The PHA is a major contributor to the City’s fresh produce. It is also a critical aquifer recharge area. This second attribute has become particularly important given the region’s ongoing drought crisis (although the immediate impending crisis has dissipated a little) and the City’s plans to tap into the aquifers. Housing, sand mining, illegal dumping, and other urban uses also threaten the PHA’s use for agriculture. Contrary to many studies and plans, including their own, the City has approved new housing and sand mining developments in the PHA, which would affect nearly a third of the 3000 hectares of farming land and natural vegetation.
The PHA FFC defends use of the land for farming, but also promotes equitable land redistribution, bringing in black farmers, increasing the number of farmers and farm workers, and better integrating the PHA with the rest of the city. PHA FFC has a strong commitment to sustainable practices, and promotes smallholder farming, permaculture and reduction or elimination of chemical fertilizers. It accepts calls for municipal aquifer extraction (many farmers already do this through private wells), but only sustainably and hand-in-hand with aquifer recharge. Endangering the aquifer could endanger the agricultural, economic, and environmental sustainability of the PHA.

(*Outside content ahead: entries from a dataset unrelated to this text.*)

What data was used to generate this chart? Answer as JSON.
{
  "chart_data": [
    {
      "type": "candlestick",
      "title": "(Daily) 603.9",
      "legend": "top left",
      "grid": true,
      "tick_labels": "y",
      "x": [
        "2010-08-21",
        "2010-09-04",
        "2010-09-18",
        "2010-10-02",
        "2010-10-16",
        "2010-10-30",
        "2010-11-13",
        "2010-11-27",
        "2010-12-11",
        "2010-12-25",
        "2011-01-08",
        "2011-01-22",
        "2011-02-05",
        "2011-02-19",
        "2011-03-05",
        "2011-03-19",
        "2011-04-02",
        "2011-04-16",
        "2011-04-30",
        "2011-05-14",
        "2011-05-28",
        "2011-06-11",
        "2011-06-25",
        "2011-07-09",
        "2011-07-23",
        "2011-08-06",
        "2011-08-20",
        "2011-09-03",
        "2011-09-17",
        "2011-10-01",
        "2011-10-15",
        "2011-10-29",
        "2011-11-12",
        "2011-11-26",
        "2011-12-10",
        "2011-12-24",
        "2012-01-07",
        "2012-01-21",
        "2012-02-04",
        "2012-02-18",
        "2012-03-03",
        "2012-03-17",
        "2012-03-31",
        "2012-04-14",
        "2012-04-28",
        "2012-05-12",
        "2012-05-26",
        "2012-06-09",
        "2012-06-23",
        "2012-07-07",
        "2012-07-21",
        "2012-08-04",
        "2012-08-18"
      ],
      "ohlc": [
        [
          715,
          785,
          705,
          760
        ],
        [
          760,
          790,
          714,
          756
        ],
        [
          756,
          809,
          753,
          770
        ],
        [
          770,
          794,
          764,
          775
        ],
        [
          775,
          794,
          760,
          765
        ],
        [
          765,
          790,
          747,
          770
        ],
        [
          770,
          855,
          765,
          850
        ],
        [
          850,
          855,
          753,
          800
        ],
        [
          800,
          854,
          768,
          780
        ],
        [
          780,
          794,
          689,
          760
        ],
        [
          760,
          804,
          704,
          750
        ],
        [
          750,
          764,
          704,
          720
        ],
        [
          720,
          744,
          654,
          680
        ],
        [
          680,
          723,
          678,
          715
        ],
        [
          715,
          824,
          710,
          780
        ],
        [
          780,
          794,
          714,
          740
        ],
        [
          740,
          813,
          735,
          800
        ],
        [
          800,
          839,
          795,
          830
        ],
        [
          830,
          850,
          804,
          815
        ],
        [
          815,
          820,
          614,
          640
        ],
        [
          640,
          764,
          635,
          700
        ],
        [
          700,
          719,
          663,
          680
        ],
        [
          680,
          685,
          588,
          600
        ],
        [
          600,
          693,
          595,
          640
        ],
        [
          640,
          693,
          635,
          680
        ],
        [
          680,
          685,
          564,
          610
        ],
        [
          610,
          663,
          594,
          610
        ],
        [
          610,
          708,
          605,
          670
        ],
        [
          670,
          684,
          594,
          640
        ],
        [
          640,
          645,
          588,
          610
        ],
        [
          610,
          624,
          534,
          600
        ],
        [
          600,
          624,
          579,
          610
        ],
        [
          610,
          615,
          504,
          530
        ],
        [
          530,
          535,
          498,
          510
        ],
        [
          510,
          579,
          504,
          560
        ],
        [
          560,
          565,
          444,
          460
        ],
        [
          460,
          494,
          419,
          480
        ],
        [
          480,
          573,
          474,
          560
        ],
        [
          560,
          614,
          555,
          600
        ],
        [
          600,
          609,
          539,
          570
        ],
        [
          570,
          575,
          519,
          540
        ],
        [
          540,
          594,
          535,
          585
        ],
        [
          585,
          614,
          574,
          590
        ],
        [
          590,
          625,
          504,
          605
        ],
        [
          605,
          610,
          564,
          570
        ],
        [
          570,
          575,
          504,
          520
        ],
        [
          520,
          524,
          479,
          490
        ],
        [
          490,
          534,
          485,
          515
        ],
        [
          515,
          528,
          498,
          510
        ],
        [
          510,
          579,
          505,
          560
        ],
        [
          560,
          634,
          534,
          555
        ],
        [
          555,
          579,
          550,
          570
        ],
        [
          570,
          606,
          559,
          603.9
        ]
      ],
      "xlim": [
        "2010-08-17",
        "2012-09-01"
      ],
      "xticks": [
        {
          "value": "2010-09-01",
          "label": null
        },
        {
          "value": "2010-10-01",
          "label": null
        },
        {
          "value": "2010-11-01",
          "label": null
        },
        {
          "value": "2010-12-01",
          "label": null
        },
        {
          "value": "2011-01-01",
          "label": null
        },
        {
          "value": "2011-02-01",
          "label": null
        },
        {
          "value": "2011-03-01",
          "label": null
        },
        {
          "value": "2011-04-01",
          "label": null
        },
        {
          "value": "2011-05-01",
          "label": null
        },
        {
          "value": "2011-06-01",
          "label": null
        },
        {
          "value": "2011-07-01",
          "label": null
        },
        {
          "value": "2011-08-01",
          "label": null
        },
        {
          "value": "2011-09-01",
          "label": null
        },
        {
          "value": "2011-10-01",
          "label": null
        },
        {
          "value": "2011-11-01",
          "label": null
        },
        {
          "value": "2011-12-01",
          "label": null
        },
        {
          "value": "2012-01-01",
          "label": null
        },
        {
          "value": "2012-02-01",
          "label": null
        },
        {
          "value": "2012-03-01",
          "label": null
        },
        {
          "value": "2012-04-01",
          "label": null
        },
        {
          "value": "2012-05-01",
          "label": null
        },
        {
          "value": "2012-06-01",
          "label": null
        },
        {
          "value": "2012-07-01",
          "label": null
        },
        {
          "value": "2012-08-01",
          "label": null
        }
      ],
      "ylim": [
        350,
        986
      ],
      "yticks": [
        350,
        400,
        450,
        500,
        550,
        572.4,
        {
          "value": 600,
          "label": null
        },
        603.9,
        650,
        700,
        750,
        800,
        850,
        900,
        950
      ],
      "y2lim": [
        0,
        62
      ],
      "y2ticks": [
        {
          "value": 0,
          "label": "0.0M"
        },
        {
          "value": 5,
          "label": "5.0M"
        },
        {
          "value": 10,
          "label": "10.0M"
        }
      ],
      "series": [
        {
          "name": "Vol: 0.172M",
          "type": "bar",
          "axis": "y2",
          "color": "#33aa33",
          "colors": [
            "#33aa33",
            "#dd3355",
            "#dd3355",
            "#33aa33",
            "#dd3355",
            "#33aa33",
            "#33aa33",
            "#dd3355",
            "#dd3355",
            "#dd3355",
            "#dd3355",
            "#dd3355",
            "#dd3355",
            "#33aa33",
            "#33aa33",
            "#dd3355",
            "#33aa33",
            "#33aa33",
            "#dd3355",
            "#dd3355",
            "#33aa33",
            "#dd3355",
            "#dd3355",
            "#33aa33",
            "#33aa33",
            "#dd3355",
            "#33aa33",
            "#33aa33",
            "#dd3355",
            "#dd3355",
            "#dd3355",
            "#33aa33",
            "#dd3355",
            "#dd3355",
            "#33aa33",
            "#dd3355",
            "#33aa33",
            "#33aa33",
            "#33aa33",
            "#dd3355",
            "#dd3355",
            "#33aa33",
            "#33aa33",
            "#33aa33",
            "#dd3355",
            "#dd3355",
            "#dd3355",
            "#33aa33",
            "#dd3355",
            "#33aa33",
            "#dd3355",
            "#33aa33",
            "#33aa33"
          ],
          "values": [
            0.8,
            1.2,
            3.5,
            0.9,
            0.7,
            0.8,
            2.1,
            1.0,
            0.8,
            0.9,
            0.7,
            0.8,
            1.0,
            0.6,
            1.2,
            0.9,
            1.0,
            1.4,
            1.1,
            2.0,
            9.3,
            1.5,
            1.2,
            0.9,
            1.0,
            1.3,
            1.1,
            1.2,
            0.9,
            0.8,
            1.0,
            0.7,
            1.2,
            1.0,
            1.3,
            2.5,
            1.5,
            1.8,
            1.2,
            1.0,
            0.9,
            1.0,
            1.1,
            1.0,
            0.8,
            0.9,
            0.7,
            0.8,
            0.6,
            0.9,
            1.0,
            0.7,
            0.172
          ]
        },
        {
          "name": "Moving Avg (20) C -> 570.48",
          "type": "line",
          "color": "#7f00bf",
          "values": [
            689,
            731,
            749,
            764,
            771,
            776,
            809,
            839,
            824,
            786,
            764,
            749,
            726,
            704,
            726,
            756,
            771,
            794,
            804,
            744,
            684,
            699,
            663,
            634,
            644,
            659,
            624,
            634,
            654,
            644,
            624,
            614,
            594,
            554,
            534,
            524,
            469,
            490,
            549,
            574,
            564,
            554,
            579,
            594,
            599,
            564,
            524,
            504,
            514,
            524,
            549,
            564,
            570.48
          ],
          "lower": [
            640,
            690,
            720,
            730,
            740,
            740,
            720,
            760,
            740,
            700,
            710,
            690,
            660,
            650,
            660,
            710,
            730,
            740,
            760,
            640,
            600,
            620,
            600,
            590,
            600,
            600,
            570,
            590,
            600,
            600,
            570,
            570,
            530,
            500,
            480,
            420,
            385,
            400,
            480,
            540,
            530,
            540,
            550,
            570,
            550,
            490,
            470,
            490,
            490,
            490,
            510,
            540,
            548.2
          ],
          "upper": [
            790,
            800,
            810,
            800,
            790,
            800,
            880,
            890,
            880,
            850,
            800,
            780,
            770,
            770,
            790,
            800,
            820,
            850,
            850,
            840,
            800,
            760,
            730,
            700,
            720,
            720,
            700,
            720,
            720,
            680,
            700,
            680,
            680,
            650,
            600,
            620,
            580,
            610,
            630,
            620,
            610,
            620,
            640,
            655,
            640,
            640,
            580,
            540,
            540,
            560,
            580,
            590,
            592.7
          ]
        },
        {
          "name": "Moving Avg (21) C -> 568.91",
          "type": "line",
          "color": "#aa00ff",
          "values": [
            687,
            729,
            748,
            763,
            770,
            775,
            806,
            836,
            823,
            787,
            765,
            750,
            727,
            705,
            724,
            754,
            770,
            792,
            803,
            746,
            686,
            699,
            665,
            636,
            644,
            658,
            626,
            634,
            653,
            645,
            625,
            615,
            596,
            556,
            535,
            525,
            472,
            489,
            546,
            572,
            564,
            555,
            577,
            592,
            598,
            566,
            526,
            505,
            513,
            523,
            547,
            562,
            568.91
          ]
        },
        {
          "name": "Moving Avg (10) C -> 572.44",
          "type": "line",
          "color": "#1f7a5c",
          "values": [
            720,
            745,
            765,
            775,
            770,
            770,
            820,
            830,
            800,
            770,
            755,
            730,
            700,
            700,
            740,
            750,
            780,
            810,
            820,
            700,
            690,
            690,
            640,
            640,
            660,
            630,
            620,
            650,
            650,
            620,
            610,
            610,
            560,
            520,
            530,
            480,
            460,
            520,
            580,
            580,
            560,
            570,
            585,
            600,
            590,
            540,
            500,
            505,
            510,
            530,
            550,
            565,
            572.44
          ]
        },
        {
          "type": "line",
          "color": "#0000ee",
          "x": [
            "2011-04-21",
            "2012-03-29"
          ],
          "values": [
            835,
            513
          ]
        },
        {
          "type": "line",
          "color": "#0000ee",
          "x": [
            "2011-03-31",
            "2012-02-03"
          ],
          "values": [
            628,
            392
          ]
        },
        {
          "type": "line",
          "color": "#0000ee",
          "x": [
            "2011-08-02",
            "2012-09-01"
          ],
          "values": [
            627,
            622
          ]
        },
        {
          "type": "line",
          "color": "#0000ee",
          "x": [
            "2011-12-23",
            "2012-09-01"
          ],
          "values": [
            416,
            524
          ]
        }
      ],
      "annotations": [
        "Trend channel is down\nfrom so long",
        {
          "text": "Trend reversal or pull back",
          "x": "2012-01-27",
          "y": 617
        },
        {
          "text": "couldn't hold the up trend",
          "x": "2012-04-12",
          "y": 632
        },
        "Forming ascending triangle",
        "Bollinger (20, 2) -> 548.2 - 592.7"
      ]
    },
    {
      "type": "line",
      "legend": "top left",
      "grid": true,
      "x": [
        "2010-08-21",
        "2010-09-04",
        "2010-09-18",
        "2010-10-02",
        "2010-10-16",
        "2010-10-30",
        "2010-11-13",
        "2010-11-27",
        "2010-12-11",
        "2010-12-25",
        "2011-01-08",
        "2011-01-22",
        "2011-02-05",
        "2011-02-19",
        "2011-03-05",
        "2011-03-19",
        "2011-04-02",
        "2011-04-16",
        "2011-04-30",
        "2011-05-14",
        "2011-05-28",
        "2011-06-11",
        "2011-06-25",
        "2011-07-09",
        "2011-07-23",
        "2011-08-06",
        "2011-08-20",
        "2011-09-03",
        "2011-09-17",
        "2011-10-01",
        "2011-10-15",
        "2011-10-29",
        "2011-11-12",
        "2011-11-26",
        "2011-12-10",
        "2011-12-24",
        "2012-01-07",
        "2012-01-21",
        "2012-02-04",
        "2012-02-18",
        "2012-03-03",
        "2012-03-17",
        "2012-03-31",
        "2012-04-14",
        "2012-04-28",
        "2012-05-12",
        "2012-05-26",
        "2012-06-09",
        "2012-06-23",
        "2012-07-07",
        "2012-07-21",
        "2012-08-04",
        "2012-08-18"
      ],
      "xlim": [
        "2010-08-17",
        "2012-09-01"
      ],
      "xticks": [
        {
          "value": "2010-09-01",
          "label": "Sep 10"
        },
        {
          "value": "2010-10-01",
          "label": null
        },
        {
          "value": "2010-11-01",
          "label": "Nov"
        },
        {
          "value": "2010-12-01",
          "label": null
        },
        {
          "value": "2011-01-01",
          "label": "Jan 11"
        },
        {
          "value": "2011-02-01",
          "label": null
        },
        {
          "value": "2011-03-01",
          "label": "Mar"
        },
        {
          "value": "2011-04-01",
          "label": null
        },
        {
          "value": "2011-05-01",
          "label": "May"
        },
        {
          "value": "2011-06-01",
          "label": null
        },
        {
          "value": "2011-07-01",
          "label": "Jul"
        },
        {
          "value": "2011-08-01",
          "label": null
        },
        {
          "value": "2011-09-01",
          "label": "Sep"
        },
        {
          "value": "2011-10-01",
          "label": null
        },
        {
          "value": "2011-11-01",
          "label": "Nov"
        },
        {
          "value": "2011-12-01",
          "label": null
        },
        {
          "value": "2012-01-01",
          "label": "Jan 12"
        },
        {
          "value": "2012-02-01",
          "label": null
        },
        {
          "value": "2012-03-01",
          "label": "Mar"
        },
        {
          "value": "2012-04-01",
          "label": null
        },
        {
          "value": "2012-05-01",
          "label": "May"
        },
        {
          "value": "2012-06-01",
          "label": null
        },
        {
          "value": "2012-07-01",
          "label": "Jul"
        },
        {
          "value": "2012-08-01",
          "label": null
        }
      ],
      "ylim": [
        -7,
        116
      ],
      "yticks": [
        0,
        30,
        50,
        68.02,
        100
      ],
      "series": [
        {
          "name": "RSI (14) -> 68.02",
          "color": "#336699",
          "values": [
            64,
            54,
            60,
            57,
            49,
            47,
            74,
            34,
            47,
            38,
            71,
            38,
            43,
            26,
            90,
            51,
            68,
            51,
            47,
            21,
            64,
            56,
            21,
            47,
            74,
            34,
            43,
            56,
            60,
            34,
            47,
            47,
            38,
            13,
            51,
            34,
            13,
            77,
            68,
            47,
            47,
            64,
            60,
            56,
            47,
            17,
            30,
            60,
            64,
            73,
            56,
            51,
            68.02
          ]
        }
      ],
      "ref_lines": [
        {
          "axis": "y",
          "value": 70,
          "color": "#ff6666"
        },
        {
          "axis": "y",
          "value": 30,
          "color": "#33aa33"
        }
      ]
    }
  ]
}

I first attended a site visit organized by one of my UCT professors, Tania Katzschner, and hosted by PHA FFC a few months ago. There I listened to PHA FFC’s chairman, Nazeer Sonday, and its Treasurer, Susanna Coleman. They both spoke eloquently and forcefully for their cause. I was so taken by their presentation that in November I sought them out to volunteer. I’m now part of PHA FFC’s planning committee, where myself and a few former UCT classmates are working on articulating a spatial design and management plan for the PHA that can contest the development plans of developers and lay the groundwork for better and more engaged management by the City.
Last week members of PHA FFC attended a site visit to Atlantis in northern Cape Town to learn more about that community’s innovative managed aquifer recharge system. All of Atlantis’s water is sourced from aquifers that are recharged with treated and filtered water used by the community itself. This system has been functioning for 40 years, and could serve as a template for a larger managed aquifer recharge program for the rest of the City.
I’m really excited about the prospects of closing the loop on Cape Town’s water cycle. While I’m very concerned about the threat of drying up or polluting our aquifer system, I also think that managed aquifer recharge can be done in a sustainable manner, and that doing so is more environmental than the open linear water system we currently have. Piping in water from hundreds of kilometres away, and then flushing it out into the ocean is not sustainable. Managed aquifer recharge may be the solution, if done right.
Excited to share more about my PHA FFC work soon!